"Mais 15 minutos de vida", a senhora esvaziou os pulmões e pensou. "Se eu tivesse mais 15 minutos de vida, continuaria apenas respirando, pesadamente respirando". Mirou o vidro da porta do trem e pensou enxergar outra pessoa, pensou ser uma brincadeira, um sonho daqueles que há muito tempo não mais tinha o costume de lembrar. "A velhice é uma brincadeira de gosto amargo".
"A sorte é não ter alguém que me cuide. Todos já se foram há muitos anos e ficou só eu, sozinha e mais frágil". Ela sentia um pesar no estômago quando se imaginava gentil com aqueles mais dispostos que, em troca de favores do cotidianos, tornariam possíveis as tarefas que nunca precisaram de alguém para serem feitas. "Por gentileza, a senhora poderia me ajudar a subir no ônibus?". "Isto não deveria acontecer", pensava ela enquanto demorava a encontrar as chaves de casa na sacola de feira.
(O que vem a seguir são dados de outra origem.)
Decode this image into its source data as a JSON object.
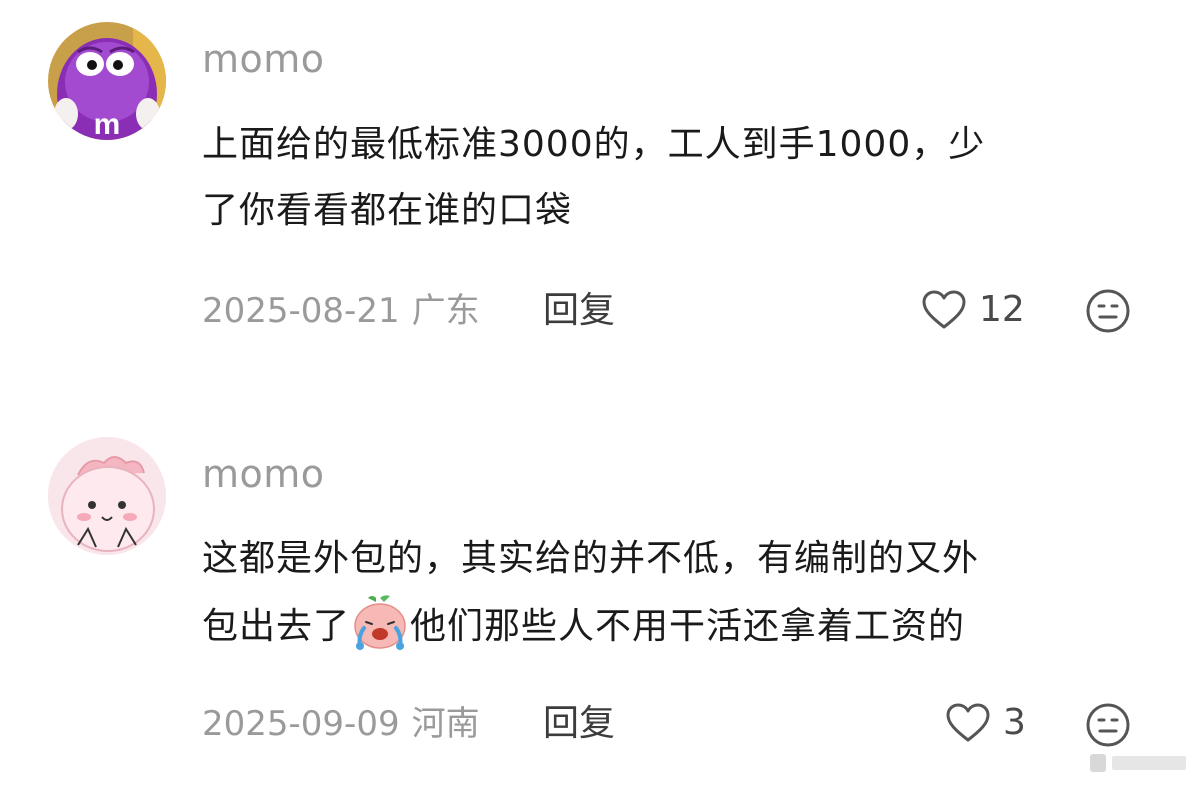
{
  "comments": [
    {
      "avatar": "purple-candy-mascot-avatar",
      "username": "momo",
      "text_lines": [
        "上面给的最低标准3000的，工人到手1000，少",
        "了你看看都在谁的口袋"
      ],
      "date": "2025-08-21",
      "location": "广东",
      "reply_label": "回复",
      "likes": "12"
    },
    {
      "avatar": "pink-dinosaur-avatar",
      "username": "momo",
      "text_line1": "这都是外包的，其实给的并不低，有编制的又外",
      "text_line2_before": "包出去了",
      "text_emoji": "crying-peach-emoji",
      "text_line2_after": "他们那些人不用干活还拿着工资的",
      "date": "2025-09-09",
      "location": "河南",
      "reply_label": "回复",
      "likes": "3"
    }
  ],
  "colors": {
    "username": "#9a9a9a",
    "body": "#1a1a1a",
    "meta": "#9a9a9a",
    "icon": "#555555",
    "avatar1": "#8a2fb5",
    "avatar2": "#f9e6ea"
  }
}
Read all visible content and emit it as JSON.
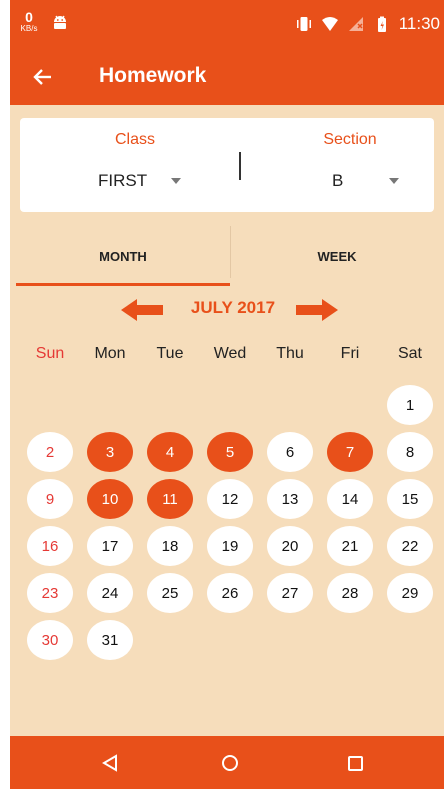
{
  "status_bar": {
    "speed_value": "0",
    "speed_unit": "KB/s",
    "time": "11:30",
    "icons": [
      "android-icon",
      "vibrate-icon",
      "wifi-icon",
      "signal-icon",
      "battery-icon"
    ]
  },
  "app_bar": {
    "title": "Homework",
    "back_icon": "arrow-left-icon"
  },
  "filters": {
    "class_label": "Class",
    "class_value": "FIRST",
    "section_label": "Section",
    "section_value": "B"
  },
  "tabs": {
    "month": "MONTH",
    "week": "WEEK",
    "selected": "MONTH"
  },
  "calendar": {
    "month_title": "JULY 2017",
    "weekdays": [
      "Sun",
      "Mon",
      "Tue",
      "Wed",
      "Thu",
      "Fri",
      "Sat"
    ],
    "first_weekday_index": 6,
    "days_in_month": 31,
    "homework_days": [
      3,
      4,
      5,
      7,
      10,
      11
    ]
  },
  "colors": {
    "accent": "#e8501a",
    "background": "#f6ddbb",
    "sunday": "#e53935"
  },
  "nav_bar": {
    "icons": [
      "nav-back-icon",
      "nav-home-icon",
      "nav-recents-icon"
    ]
  }
}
A casa estava como sempre: desarrumada e cheirando a pó. Uma pessoa tão inteligente como ela nunca se habituou a colocar as coisas em ordem, achava tedioso limpar e acordar cedo. Os parentes já eram bem distantes, porque ela nunca precisou de pessoas para lhe dizer coisas óbvias, coisas que sempre reconheceu sozinha.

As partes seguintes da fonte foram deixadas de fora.